I love many things: I love cinema and concerts and theater and recorded music and museums and photography and architecture and dance and worship and ideas and lectures and sports and even more.
But most of all, I love books. I am happy that I know how to read. I am happy to have contact with people and ideas that I would otherwise never encounter because of great gaps in time or space. I enjoy “arguing” with Aristotle and having him be my teacher.
But books are suffering from a long slump. The signs are all around us: publishers are laying off employees, sales are down, bookstores are closing . . . you can add to the list yourself. (On the bright side, providers such as the Internet Archive, Google Books, Amazon Kindle, etc are making a wide variety of older books available, although in many cases, they are doing so with some indifference to quality, as my friend Paul Duguid has amply demonstrated in a spectacular essay.)
Here is one marker: newspapers are writing less about books. Motoko Rich reports that the Washington Post has just announced it is ending the publishing of its standalone “Book World” section, following in the footsteps of other major newspapers, such as the Los Angeles Times. It appears that the only major American newspapers that are still publishing separate book sections are the New York Times and the San Francisco Chronicle. The granddaddies of book review tabloids, the Times Literary Supplement and the New York Review of Books, are not really comparable to what they were even a decade ago – certainly even more so from the time when they featured essays from the likes of T. S. Eliot and Virigina Woolf. And TLS and NYRB are really aimed at a very narrow audience – quite different from the hypothetical “late-thirties-something woman, a lawyer or educator or businesswoman” who was “busy with work, and also with family matters” “but that doesn't mean that she isn't interested in . . . the Book Review. She has a lively mind, she's curious. She wants to know about the public debates that are taking place. It's simply that these public debates are not her primary concern and so you have to pull her in.”

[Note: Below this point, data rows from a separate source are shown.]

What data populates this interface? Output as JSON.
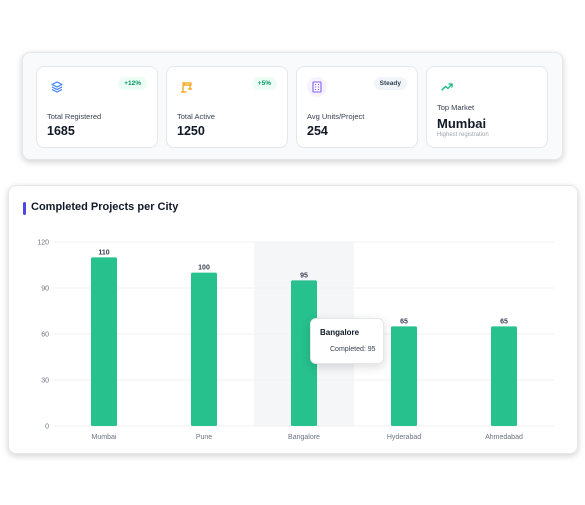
{
  "stats": [
    {
      "label": "Total Registered",
      "value": "1685",
      "badge": "+12%",
      "icon": "layers-icon"
    },
    {
      "label": "Total Active",
      "value": "1250",
      "badge": "+5%",
      "icon": "crane-icon"
    },
    {
      "label": "Avg Units/Project",
      "value": "254",
      "badge": "Steady",
      "icon": "building-icon"
    },
    {
      "label": "Top Market",
      "value": "Mumbai",
      "sub": "Highest registration",
      "icon": "trend-up-icon"
    }
  ],
  "colors": {
    "accent": "#4f46e5",
    "bar": "#26c18d",
    "badge_green_bg": "#ecfdf5",
    "badge_green_text": "#059669",
    "badge_gray_bg": "#f1f5f9",
    "badge_gray_text": "#334155",
    "layers_icon": "#3b82f6",
    "crane_icon": "#f59e0b",
    "building_icon": "#8b5cf6",
    "trend_icon": "#10b981"
  },
  "chart_data": {
    "type": "bar",
    "title": "Completed Projects per City",
    "categories": [
      "Mumbai",
      "Pune",
      "Bangalore",
      "Hyderabad",
      "Ahmedabad"
    ],
    "values": [
      110,
      100,
      95,
      65,
      65
    ],
    "yticks": [
      0,
      30,
      60,
      90,
      120
    ],
    "ylim": [
      0,
      120
    ],
    "grid": true,
    "highlighted_category": "Bangalore",
    "tooltip": {
      "title": "Bangalore",
      "text": "Completed: 95"
    }
  }
}
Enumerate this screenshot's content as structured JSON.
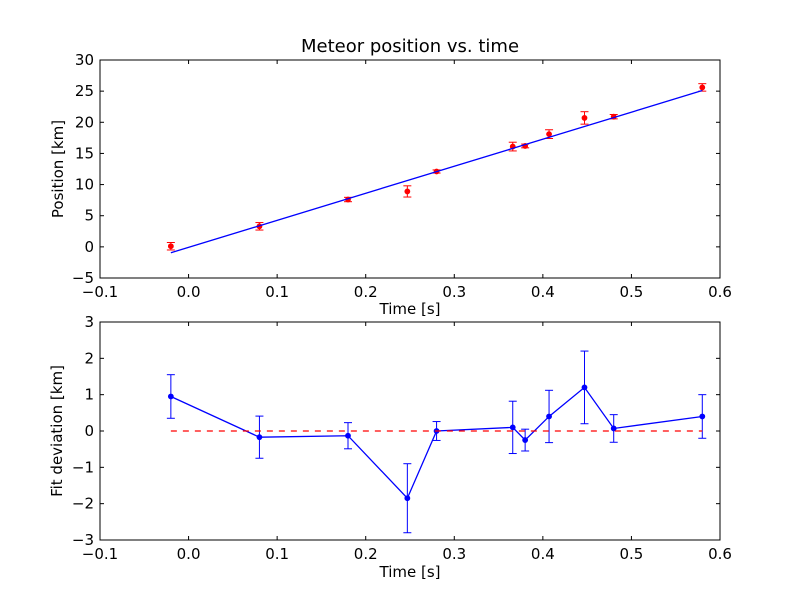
{
  "chart_data": [
    {
      "type": "scatter",
      "title": "Meteor position vs. time",
      "xlabel": "Time [s]",
      "ylabel": "Position [km]",
      "xlim": [
        -0.1,
        0.6
      ],
      "ylim": [
        -5,
        30
      ],
      "xticks": [
        "−0.1",
        "0.0",
        "0.1",
        "0.2",
        "0.3",
        "0.4",
        "0.5",
        "0.6"
      ],
      "yticks": [
        "−5",
        "0",
        "5",
        "10",
        "15",
        "20",
        "25",
        "30"
      ],
      "grid": false,
      "colors": {
        "points": "#ff0000",
        "errorbars": "#ff0000",
        "fit_line": "#0000ff"
      },
      "series": [
        {
          "kind": "points-with-errorbars",
          "x": [
            -0.02,
            0.08,
            0.18,
            0.247,
            0.28,
            0.366,
            0.38,
            0.407,
            0.447,
            0.48,
            0.58
          ],
          "y": [
            0.1,
            3.3,
            7.6,
            8.9,
            12.1,
            16.1,
            16.2,
            18.1,
            20.7,
            20.9,
            25.6
          ],
          "yerr": [
            0.6,
            0.6,
            0.35,
            0.9,
            0.25,
            0.7,
            0.3,
            0.7,
            1.0,
            0.35,
            0.6
          ]
        },
        {
          "kind": "fit-line",
          "x": [
            -0.02,
            0.58
          ],
          "y": [
            -0.95,
            25.1
          ]
        }
      ]
    },
    {
      "type": "line",
      "xlabel": "Time [s]",
      "ylabel": "Fit deviation [km]",
      "xlim": [
        -0.1,
        0.6
      ],
      "ylim": [
        -3,
        3
      ],
      "xticks": [
        "−0.1",
        "0.0",
        "0.1",
        "0.2",
        "0.3",
        "0.4",
        "0.5",
        "0.6"
      ],
      "yticks": [
        "−3",
        "−2",
        "−1",
        "0",
        "1",
        "2",
        "3"
      ],
      "grid": false,
      "colors": {
        "line": "#0000ff",
        "zero_line": "#ff0000"
      },
      "series": [
        {
          "kind": "line-with-errorbars",
          "x": [
            -0.02,
            0.08,
            0.18,
            0.247,
            0.28,
            0.366,
            0.38,
            0.407,
            0.447,
            0.48,
            0.58
          ],
          "y": [
            0.95,
            -0.17,
            -0.13,
            -1.85,
            0.0,
            0.1,
            -0.25,
            0.4,
            1.2,
            0.07,
            0.4
          ],
          "yerr": [
            0.6,
            0.58,
            0.36,
            0.95,
            0.26,
            0.72,
            0.3,
            0.72,
            1.0,
            0.38,
            0.6
          ]
        },
        {
          "kind": "zero-reference",
          "style": "dashed",
          "x": [
            -0.02,
            0.58
          ],
          "y": [
            0,
            0
          ]
        }
      ]
    }
  ]
}
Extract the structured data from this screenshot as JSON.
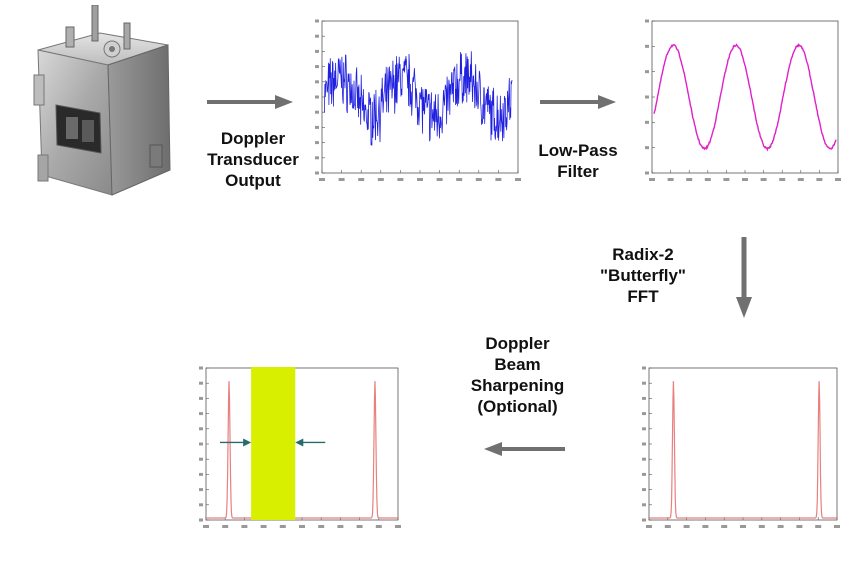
{
  "labels": {
    "doppler_output": [
      "Doppler",
      "Transducer",
      "Output"
    ],
    "low_pass": [
      "Low-Pass",
      "Filter"
    ],
    "fft": [
      "Radix-2",
      "\"Butterfly\"",
      "FFT"
    ],
    "sharpening": [
      "Doppler",
      "Beam",
      "Sharpening",
      "(Optional)"
    ]
  },
  "colors": {
    "arrow": "#707070",
    "noisy_signal": "#2020e0",
    "filtered_signal": "#e020c8",
    "spectrum": "#e88080",
    "highlight": "#d8f000",
    "marker_arrow": "#2a6a6a"
  },
  "icons": {
    "transducer": "doppler-transducer-photo"
  }
}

It is a sad day that the great populist medium, newspapers, are passing on their responsibility to critically discuss instances of such a fundamental atom of cultural transmission as individual books.
This only motivates me more to write about books. Perhaps this blog, like most, will ultimately only have a few dozen readers (which is, to be sure, most likely several times what it has at the moment). But if someone is one day encouraged to read one book on the basis of accidentally coming across this blog through a Web search or a random link – then it will have been worth the effort.
In the meanwhile, I have even less reason to read the Washington Post now – because in the end, what really matters is not the daily blur of news from government and industry, but the long lasting ideas of significance that fill our inner core. And that is far more likely to appear in a book.